As part of an ongoing criminal inquiry into the CIA's destruction of videotapes depicting waterboarding, CIA personnel will appear before a grand jury this week, according to two sources familiar with the matter who spoke on the condition of anonymity because the case is continuing. The Senate intelligence committee is pursuing its investigation into whether harsh interrogations, including waterboarding, brought forward worthwhile intelligence, as agency and Bush administration officials have maintained. [Emphasis added]
Apparently the CIA is not happy about all the attention. The way it does business and the very techniques that it uses are about to hauled into semi-public attention. The CIA will have some light shone on it, and that is something it clearly does not appreciate.
While intelligence gathering depends on some measure of secrecy, nowhere is it written that the CIA (or any other intelligence agency, for that matter) can do whatever it pleases, especially when what it pleases involves the kind of heinous behavior we have discovered agents engaged in. President Obama has already approved the "I was just following orders" defense for agents, even though that defense was deemed to be unacceptable at Nuremberg. Their personal backsides have been covered. Now it's time to find out just what was done, why, and what we have to do to make sure it doesn't happen again.
And if it upsets the suddenly sensitive feelings of the CIA officials and agents to have to provide testimony to the country that pays their salaries, well, I'm sure there are plenty of tissues to mop up the sweat and tears which will flow.

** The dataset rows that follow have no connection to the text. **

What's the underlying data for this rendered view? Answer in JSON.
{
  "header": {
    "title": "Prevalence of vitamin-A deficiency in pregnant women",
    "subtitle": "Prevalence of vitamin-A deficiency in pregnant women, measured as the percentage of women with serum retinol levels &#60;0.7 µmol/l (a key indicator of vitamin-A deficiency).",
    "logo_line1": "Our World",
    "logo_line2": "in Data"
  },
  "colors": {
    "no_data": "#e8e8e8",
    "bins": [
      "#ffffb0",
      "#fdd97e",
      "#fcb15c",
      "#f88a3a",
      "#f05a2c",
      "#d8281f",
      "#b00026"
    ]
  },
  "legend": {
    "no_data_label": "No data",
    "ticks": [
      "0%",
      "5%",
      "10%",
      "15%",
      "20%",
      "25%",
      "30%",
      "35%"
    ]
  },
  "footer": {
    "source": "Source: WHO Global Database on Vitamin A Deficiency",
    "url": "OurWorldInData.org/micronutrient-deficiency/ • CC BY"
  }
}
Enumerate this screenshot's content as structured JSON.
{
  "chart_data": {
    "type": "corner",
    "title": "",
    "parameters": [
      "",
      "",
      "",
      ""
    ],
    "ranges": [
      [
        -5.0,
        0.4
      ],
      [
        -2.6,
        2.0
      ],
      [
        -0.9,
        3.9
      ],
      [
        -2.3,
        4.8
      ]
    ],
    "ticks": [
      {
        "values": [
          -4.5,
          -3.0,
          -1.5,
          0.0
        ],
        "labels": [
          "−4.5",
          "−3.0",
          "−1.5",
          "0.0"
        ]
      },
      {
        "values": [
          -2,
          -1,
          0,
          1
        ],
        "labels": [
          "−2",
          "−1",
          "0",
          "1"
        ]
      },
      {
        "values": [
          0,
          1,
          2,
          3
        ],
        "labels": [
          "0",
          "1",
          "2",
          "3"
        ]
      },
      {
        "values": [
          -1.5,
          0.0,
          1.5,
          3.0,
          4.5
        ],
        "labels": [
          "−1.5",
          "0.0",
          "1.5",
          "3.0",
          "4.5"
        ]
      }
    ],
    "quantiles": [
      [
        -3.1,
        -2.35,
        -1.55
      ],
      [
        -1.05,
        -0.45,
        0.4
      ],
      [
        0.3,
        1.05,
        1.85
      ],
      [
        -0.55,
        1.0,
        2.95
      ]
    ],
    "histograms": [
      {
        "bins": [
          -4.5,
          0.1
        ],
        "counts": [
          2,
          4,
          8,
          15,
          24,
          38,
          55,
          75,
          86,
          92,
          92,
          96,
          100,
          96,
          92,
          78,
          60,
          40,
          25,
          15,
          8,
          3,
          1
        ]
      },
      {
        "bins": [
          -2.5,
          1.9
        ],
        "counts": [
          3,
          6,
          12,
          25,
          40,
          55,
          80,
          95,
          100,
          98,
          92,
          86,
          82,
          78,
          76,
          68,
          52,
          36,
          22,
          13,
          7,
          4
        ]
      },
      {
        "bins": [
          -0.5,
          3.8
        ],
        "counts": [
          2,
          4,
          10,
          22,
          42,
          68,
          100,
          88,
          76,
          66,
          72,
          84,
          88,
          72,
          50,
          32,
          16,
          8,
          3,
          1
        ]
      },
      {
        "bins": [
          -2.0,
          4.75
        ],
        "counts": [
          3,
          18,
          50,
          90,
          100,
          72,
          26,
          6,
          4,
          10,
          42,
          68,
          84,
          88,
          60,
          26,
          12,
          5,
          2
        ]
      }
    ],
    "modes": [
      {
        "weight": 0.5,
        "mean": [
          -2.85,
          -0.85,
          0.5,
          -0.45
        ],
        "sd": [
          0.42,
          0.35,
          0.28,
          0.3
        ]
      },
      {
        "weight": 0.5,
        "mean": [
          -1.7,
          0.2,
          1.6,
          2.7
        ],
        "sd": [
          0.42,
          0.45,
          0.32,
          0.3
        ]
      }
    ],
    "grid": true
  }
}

This article by Walter Pincus in today's Washington Post, as oddly disjointed as it is, gives us a few hints. Here's the most obvious one:
Although President Obama has said no CIA officers will be prosecuted for their roles in harsh interrogations if they remained within Justice Department guidelines in effect at the time, agency personnel still face subpoenas and testimony under oath before criminal, civil and congressional bodies.

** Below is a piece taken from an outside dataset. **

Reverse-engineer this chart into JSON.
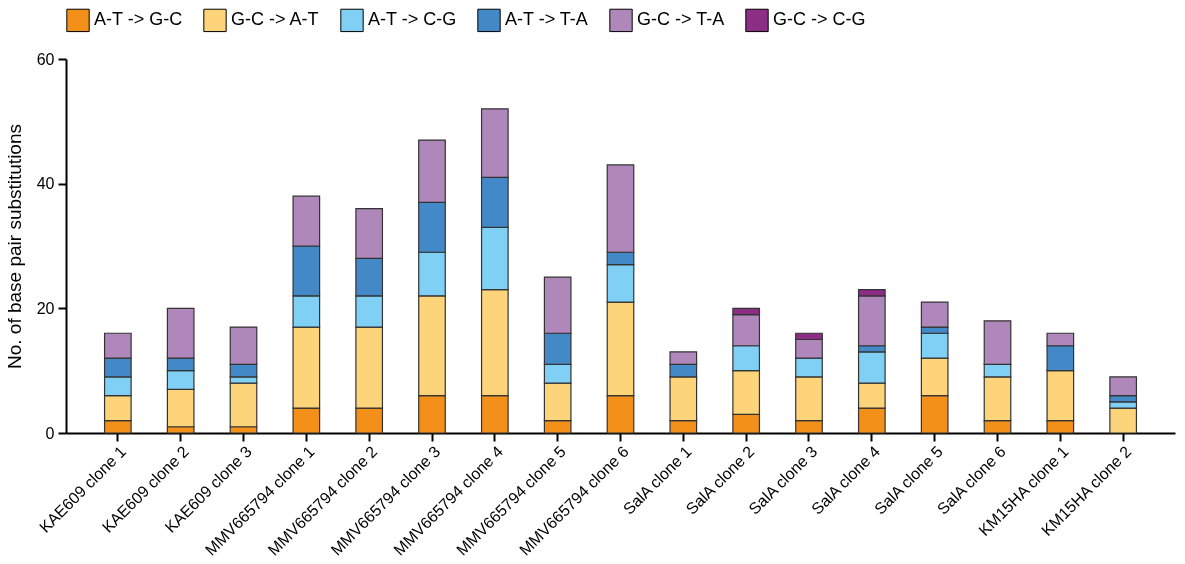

As part of an ongoing criminal inquiry into the CIA's destruction of videotapes depicting waterboarding, CIA personnel will appear before a grand jury this week, according to two sources familiar with the matter who spoke on the condition of anonymity because the case is continuing. The Senate intelligence committee is pursuing its investigation into whether harsh interrogations, including waterboarding, brought forward worthwhile intelligence, as agency and Bush administration officials have maintained. [Emphasis added]

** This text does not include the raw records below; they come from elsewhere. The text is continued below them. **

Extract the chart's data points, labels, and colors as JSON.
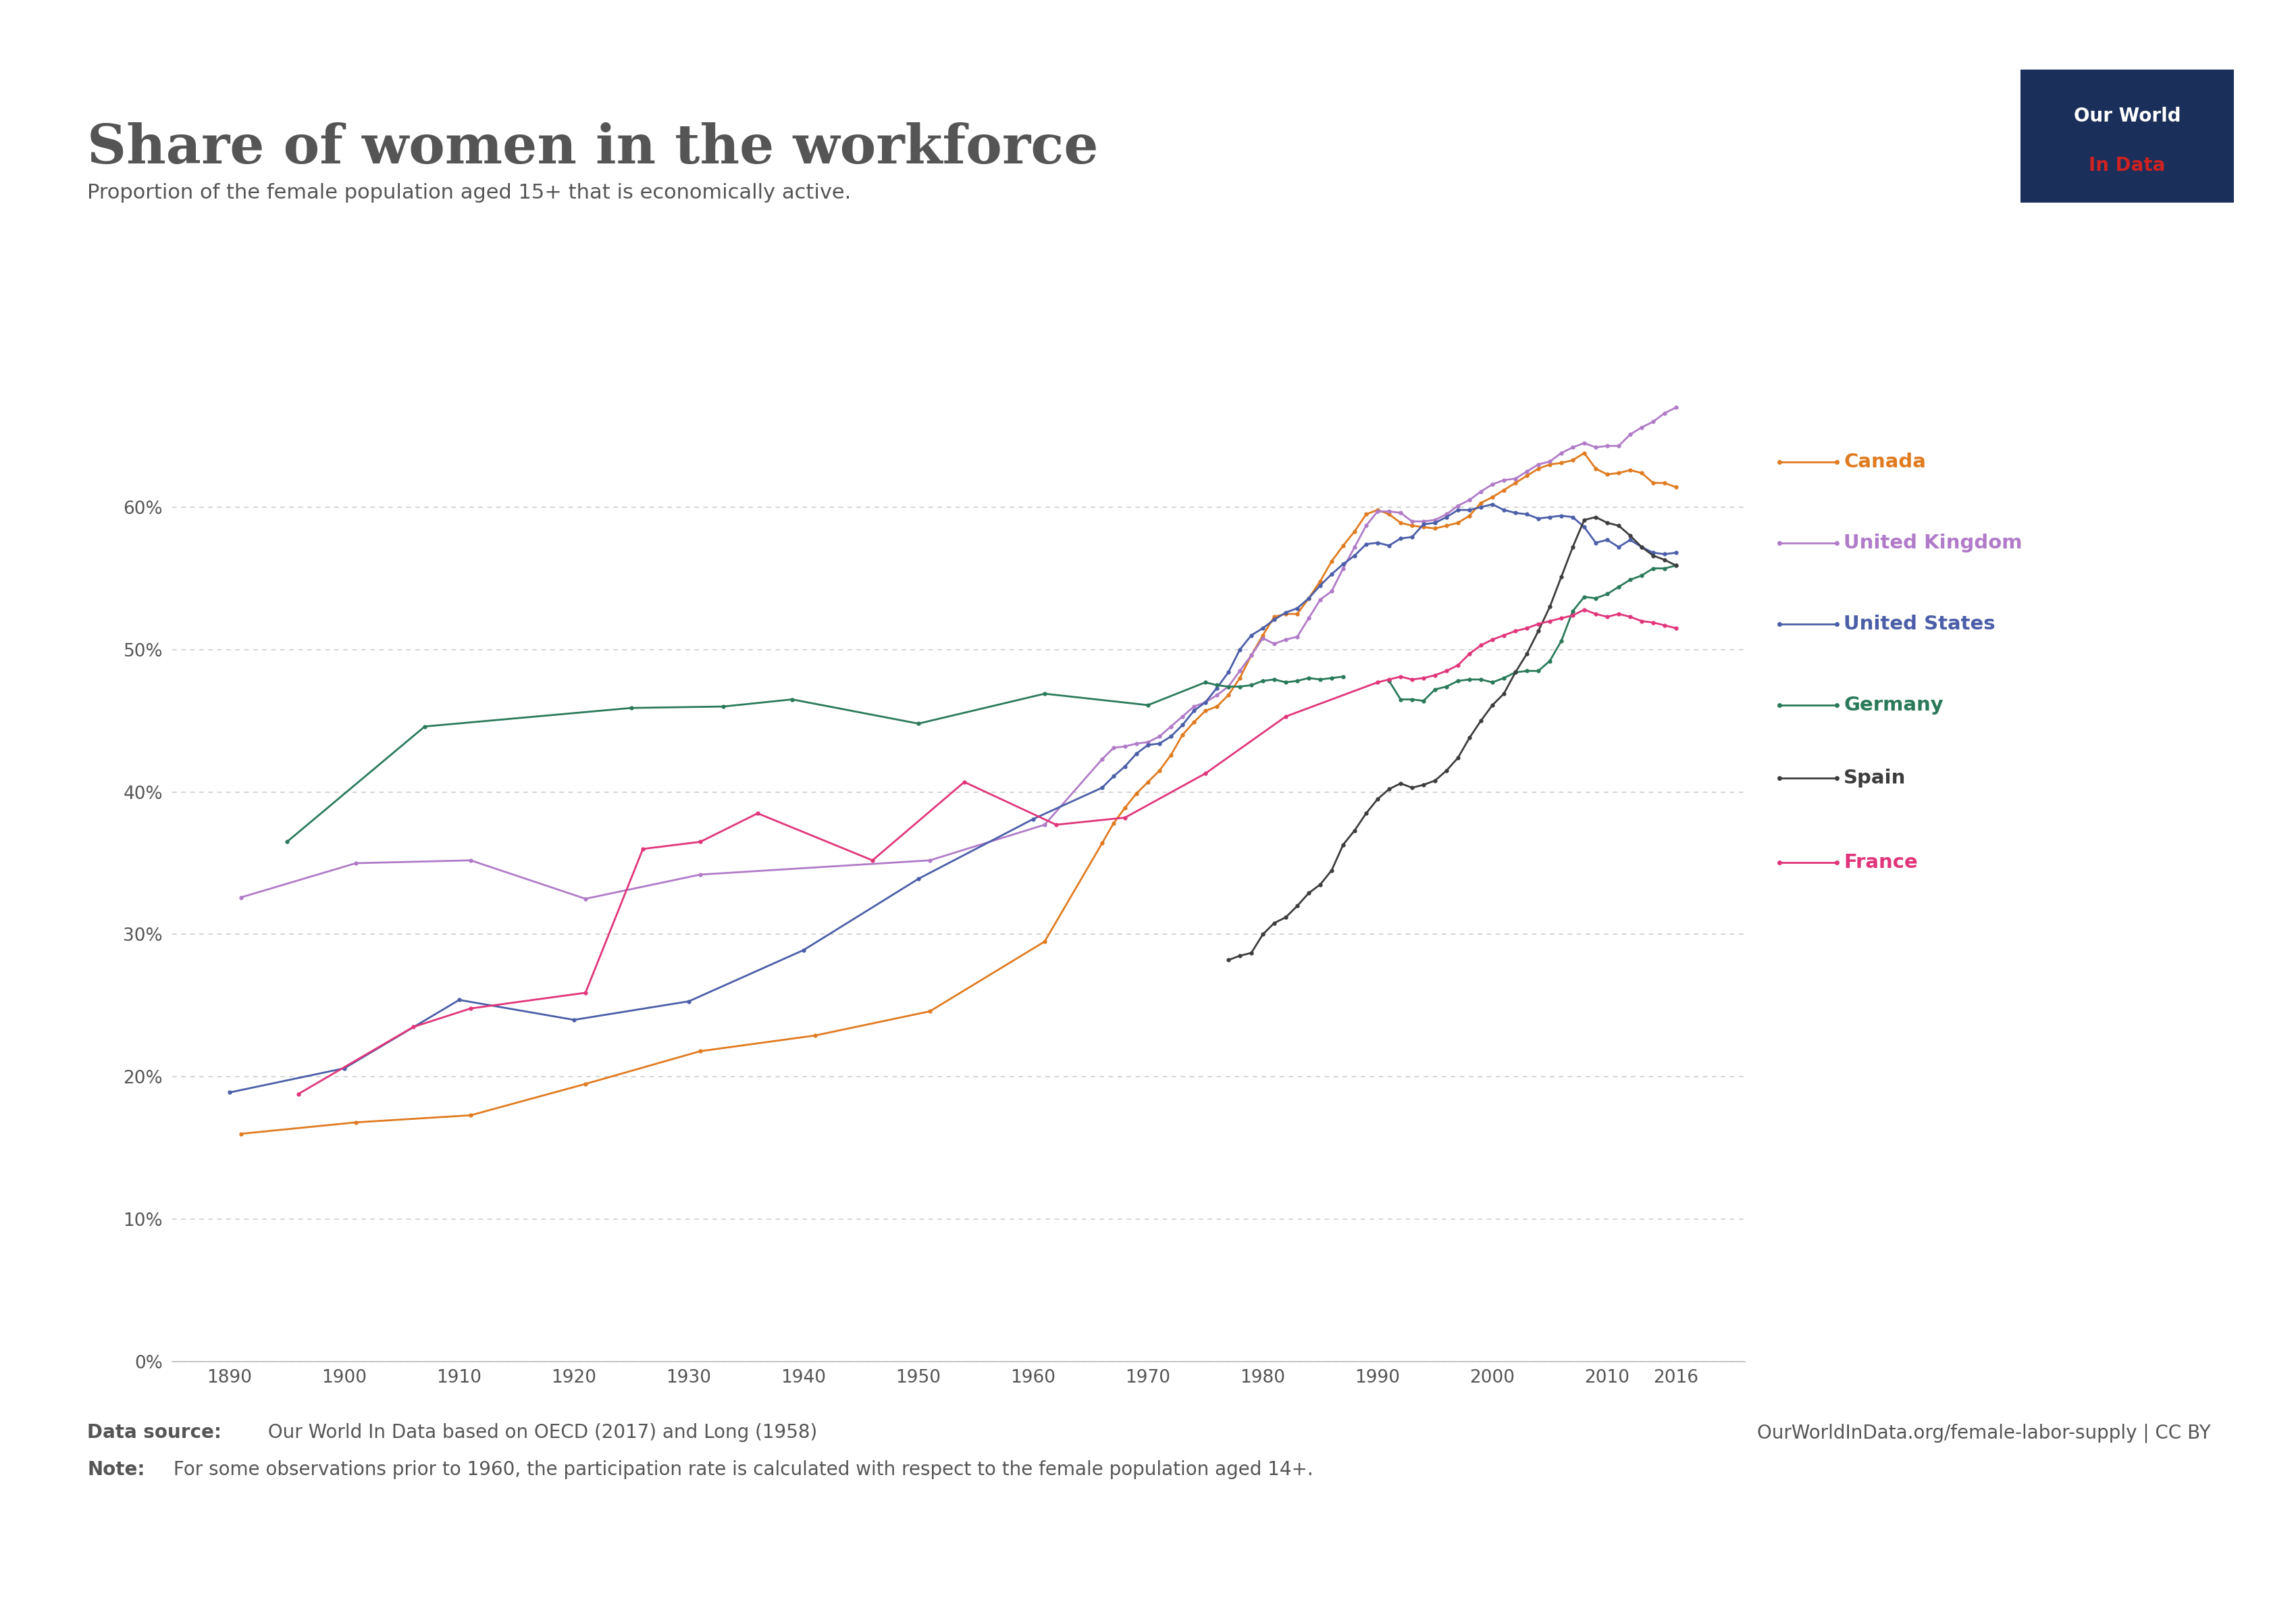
{
  "title": "Share of women in the workforce",
  "subtitle": "Proportion of the female population aged 15+ that is economically active.",
  "datasource_bold": "Data source:",
  "datasource_rest": " Our World In Data based on OECD (2017) and Long (1958)",
  "website": "OurWorldInData.org/female-labor-supply | CC BY",
  "note_bold": "Note:",
  "note_rest": " For some observations prior to 1960, the participation rate is calculated with respect to the female population aged 14+.",
  "logo_text1": "Our World",
  "logo_text2": "In Data",
  "countries": [
    "Canada",
    "United Kingdom",
    "United States",
    "Germany",
    "Spain",
    "France"
  ],
  "colors": {
    "Canada": "#E07B20",
    "United Kingdom": "#B07BC8",
    "United States": "#4B5EA8",
    "Germany": "#2A7A5A",
    "Spain": "#3D3D3D",
    "France": "#E0357A"
  },
  "Canada": {
    "years": [
      1891,
      1901,
      1911,
      1921,
      1931,
      1941,
      1951,
      1961,
      1966,
      1967,
      1968,
      1969,
      1970,
      1971,
      1972,
      1973,
      1974,
      1975,
      1976,
      1977,
      1978,
      1979,
      1980,
      1981,
      1982,
      1983,
      1984,
      1985,
      1986,
      1987,
      1988,
      1989,
      1990,
      1991,
      1992,
      1993,
      1994,
      1995,
      1996,
      1997,
      1998,
      1999,
      2000,
      2001,
      2002,
      2003,
      2004,
      2005,
      2006,
      2007,
      2008,
      2009,
      2010,
      2011,
      2012,
      2013,
      2014,
      2015,
      2016
    ],
    "values": [
      16.0,
      16.8,
      17.3,
      19.5,
      21.8,
      22.9,
      24.6,
      29.5,
      36.4,
      37.8,
      38.9,
      39.9,
      40.7,
      41.5,
      42.6,
      44.0,
      44.9,
      45.7,
      46.0,
      46.8,
      48.0,
      49.6,
      51.0,
      52.3,
      52.5,
      52.5,
      53.6,
      54.8,
      56.2,
      57.3,
      58.3,
      59.5,
      59.8,
      59.5,
      58.9,
      58.7,
      58.6,
      58.5,
      58.7,
      58.9,
      59.4,
      60.3,
      60.7,
      61.2,
      61.7,
      62.2,
      62.7,
      63.0,
      63.1,
      63.3,
      63.8,
      62.7,
      62.3,
      62.4,
      62.6,
      62.4,
      61.7,
      61.7,
      61.4
    ]
  },
  "United Kingdom": {
    "years": [
      1891,
      1901,
      1911,
      1921,
      1931,
      1951,
      1961,
      1966,
      1967,
      1968,
      1969,
      1970,
      1971,
      1972,
      1973,
      1974,
      1975,
      1976,
      1977,
      1978,
      1979,
      1980,
      1981,
      1982,
      1983,
      1984,
      1985,
      1986,
      1987,
      1988,
      1989,
      1990,
      1991,
      1992,
      1993,
      1994,
      1995,
      1996,
      1997,
      1998,
      1999,
      2000,
      2001,
      2002,
      2003,
      2004,
      2005,
      2006,
      2007,
      2008,
      2009,
      2010,
      2011,
      2012,
      2013,
      2014,
      2015,
      2016
    ],
    "values": [
      32.6,
      35.0,
      35.2,
      32.5,
      34.2,
      35.2,
      37.7,
      42.3,
      43.1,
      43.2,
      43.4,
      43.5,
      43.9,
      44.6,
      45.3,
      46.0,
      46.3,
      46.8,
      47.4,
      48.5,
      49.6,
      50.8,
      50.4,
      50.7,
      50.9,
      52.2,
      53.5,
      54.1,
      55.7,
      57.2,
      58.7,
      59.7,
      59.7,
      59.6,
      59.0,
      59.0,
      59.1,
      59.5,
      60.1,
      60.5,
      61.1,
      61.6,
      61.9,
      62.0,
      62.5,
      63.0,
      63.2,
      63.8,
      64.2,
      64.5,
      64.2,
      64.3,
      64.3,
      65.1,
      65.6,
      66.0,
      66.6,
      67.0
    ]
  },
  "United States": {
    "years": [
      1890,
      1900,
      1910,
      1920,
      1930,
      1940,
      1950,
      1960,
      1966,
      1967,
      1968,
      1969,
      1970,
      1971,
      1972,
      1973,
      1974,
      1975,
      1976,
      1977,
      1978,
      1979,
      1980,
      1981,
      1982,
      1983,
      1984,
      1985,
      1986,
      1987,
      1988,
      1989,
      1990,
      1991,
      1992,
      1993,
      1994,
      1995,
      1996,
      1997,
      1998,
      1999,
      2000,
      2001,
      2002,
      2003,
      2004,
      2005,
      2006,
      2007,
      2008,
      2009,
      2010,
      2011,
      2012,
      2013,
      2014,
      2015,
      2016
    ],
    "values": [
      18.9,
      20.6,
      25.4,
      24.0,
      25.3,
      28.9,
      33.9,
      38.1,
      40.3,
      41.1,
      41.8,
      42.7,
      43.3,
      43.4,
      43.9,
      44.7,
      45.7,
      46.3,
      47.3,
      48.4,
      50.0,
      51.0,
      51.5,
      52.1,
      52.6,
      52.9,
      53.6,
      54.5,
      55.3,
      56.0,
      56.6,
      57.4,
      57.5,
      57.3,
      57.8,
      57.9,
      58.8,
      58.9,
      59.3,
      59.8,
      59.8,
      60.0,
      60.2,
      59.8,
      59.6,
      59.5,
      59.2,
      59.3,
      59.4,
      59.3,
      58.6,
      57.5,
      57.7,
      57.2,
      57.7,
      57.2,
      56.8,
      56.7,
      56.8
    ]
  },
  "Germany": {
    "years": [
      1895,
      1907,
      1925,
      1933,
      1939,
      1950,
      1961,
      1970,
      1975,
      1976,
      1977,
      1978,
      1979,
      1980,
      1981,
      1982,
      1983,
      1984,
      1985,
      1986,
      1987,
      1991,
      1992,
      1993,
      1994,
      1995,
      1996,
      1997,
      1998,
      1999,
      2000,
      2001,
      2002,
      2003,
      2004,
      2005,
      2006,
      2007,
      2008,
      2009,
      2010,
      2011,
      2012,
      2013,
      2014,
      2015,
      2016
    ],
    "values": [
      36.5,
      44.6,
      45.9,
      46.0,
      46.5,
      44.8,
      46.9,
      46.1,
      47.7,
      47.5,
      47.4,
      47.4,
      47.5,
      47.8,
      47.9,
      47.7,
      47.8,
      48.0,
      47.9,
      48.0,
      48.1,
      47.8,
      46.5,
      46.5,
      46.4,
      47.2,
      47.4,
      47.8,
      47.9,
      47.9,
      47.7,
      48.0,
      48.4,
      48.5,
      48.5,
      49.2,
      50.6,
      52.7,
      53.7,
      53.6,
      53.9,
      54.4,
      54.9,
      55.2,
      55.7,
      55.7,
      55.9
    ]
  },
  "Germany_gap": {
    "years_before": [
      1895,
      1907,
      1925,
      1933,
      1939,
      1950,
      1961,
      1970,
      1975,
      1976,
      1977,
      1978,
      1979,
      1980,
      1981,
      1982,
      1983,
      1984,
      1985,
      1986,
      1987
    ],
    "values_before": [
      36.5,
      44.6,
      45.9,
      46.0,
      46.5,
      44.8,
      46.9,
      46.1,
      47.7,
      47.5,
      47.4,
      47.4,
      47.5,
      47.8,
      47.9,
      47.7,
      47.8,
      48.0,
      47.9,
      48.0,
      48.1
    ],
    "years_after": [
      1991,
      1992,
      1993,
      1994,
      1995,
      1996,
      1997,
      1998,
      1999,
      2000,
      2001,
      2002,
      2003,
      2004,
      2005,
      2006,
      2007,
      2008,
      2009,
      2010,
      2011,
      2012,
      2013,
      2014,
      2015,
      2016
    ],
    "values_after": [
      47.8,
      46.5,
      46.5,
      46.4,
      47.2,
      47.4,
      47.8,
      47.9,
      47.9,
      47.7,
      48.0,
      48.4,
      48.5,
      48.5,
      49.2,
      50.6,
      52.7,
      53.7,
      53.6,
      53.9,
      54.4,
      54.9,
      55.2,
      55.7,
      55.7,
      55.9
    ]
  },
  "Spain": {
    "years": [
      1977,
      1978,
      1979,
      1980,
      1981,
      1982,
      1983,
      1984,
      1985,
      1986,
      1987,
      1988,
      1989,
      1990,
      1991,
      1992,
      1993,
      1994,
      1995,
      1996,
      1997,
      1998,
      1999,
      2000,
      2001,
      2002,
      2003,
      2004,
      2005,
      2006,
      2007,
      2008,
      2009,
      2010,
      2011,
      2012,
      2013,
      2014,
      2015,
      2016
    ],
    "values": [
      28.2,
      28.5,
      28.7,
      30.0,
      30.8,
      31.2,
      32.0,
      32.9,
      33.5,
      34.5,
      36.3,
      37.3,
      38.5,
      39.5,
      40.2,
      40.6,
      40.3,
      40.5,
      40.8,
      41.5,
      42.4,
      43.8,
      45.0,
      46.1,
      46.9,
      48.4,
      49.7,
      51.3,
      53.0,
      55.1,
      57.2,
      59.1,
      59.3,
      58.9,
      58.7,
      58.0,
      57.2,
      56.6,
      56.3,
      55.9
    ]
  },
  "France": {
    "years": [
      1896,
      1906,
      1911,
      1921,
      1926,
      1931,
      1936,
      1946,
      1954,
      1962,
      1968,
      1975,
      1982,
      1990,
      1991,
      1992,
      1993,
      1994,
      1995,
      1996,
      1997,
      1998,
      1999,
      2000,
      2001,
      2002,
      2003,
      2004,
      2005,
      2006,
      2007,
      2008,
      2009,
      2010,
      2011,
      2012,
      2013,
      2014,
      2015,
      2016
    ],
    "values": [
      18.8,
      23.5,
      24.8,
      25.9,
      36.0,
      36.5,
      38.5,
      35.2,
      40.7,
      37.7,
      38.2,
      41.3,
      45.3,
      47.7,
      47.9,
      48.1,
      47.9,
      48.0,
      48.2,
      48.5,
      48.9,
      49.7,
      50.3,
      50.7,
      51.0,
      51.3,
      51.5,
      51.8,
      52.0,
      52.2,
      52.4,
      52.8,
      52.5,
      52.3,
      52.5,
      52.3,
      52.0,
      51.9,
      51.7,
      51.5
    ]
  },
  "xlim": [
    1885,
    2022
  ],
  "ylim": [
    0,
    70
  ],
  "yticks": [
    0,
    10,
    20,
    30,
    40,
    50,
    60
  ],
  "xticks": [
    1890,
    1900,
    1910,
    1920,
    1930,
    1940,
    1950,
    1960,
    1970,
    1980,
    1990,
    2000,
    2010,
    2016
  ],
  "background_color": "#FFFFFF",
  "grid_color": "#CCCCCC",
  "title_color": "#555555",
  "text_color": "#555555"
}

Apparently the CIA is not happy about all the attention. The way it does business and the very techniques that it uses are about to hauled into semi-public attention. The CIA will have some light shone on it, and that is something it clearly does not appreciate.
While intelligence gathering depends on some measure of secrecy, nowhere is it written that the CIA (or any other intelligence agency, for that matter) can do whatever it pleases, especially when what it pleases involves the kind of heinous behavior we have discovered agents engaged in. President Obama has already approved the "I was just following orders" defense for agents, even though that defense was deemed to be unacceptable at Nuremberg. Their personal backsides have been covered. Now it's time to find out just what was done, why, and what we have to do to make sure it doesn't happen again.
And if it upsets the suddenly sensitive feelings of the CIA officials and agents to have to provide testimony to the country that pays their salaries, well, I'm sure there are plenty of tissues to mop up the sweat and tears which will flow.
Labels: CIA, Governmental Secrecy, Rule of Law
2 Comments:
sniff, boo-hoo, snot, and all that stuff. I guess the repubs really want this, "truth"!
snot, sniff, boo-hoo!
:-)
I don't have high expectations of anything happening. If the senate hearings are in secret, they will be extra useless, because these folks are all about the photo-op. The only beneficiaries of this process will be the senators who get to huff and puff and scold and rage in front of the cameras; the public will pick up the tab, and get nothing but a little entertainment.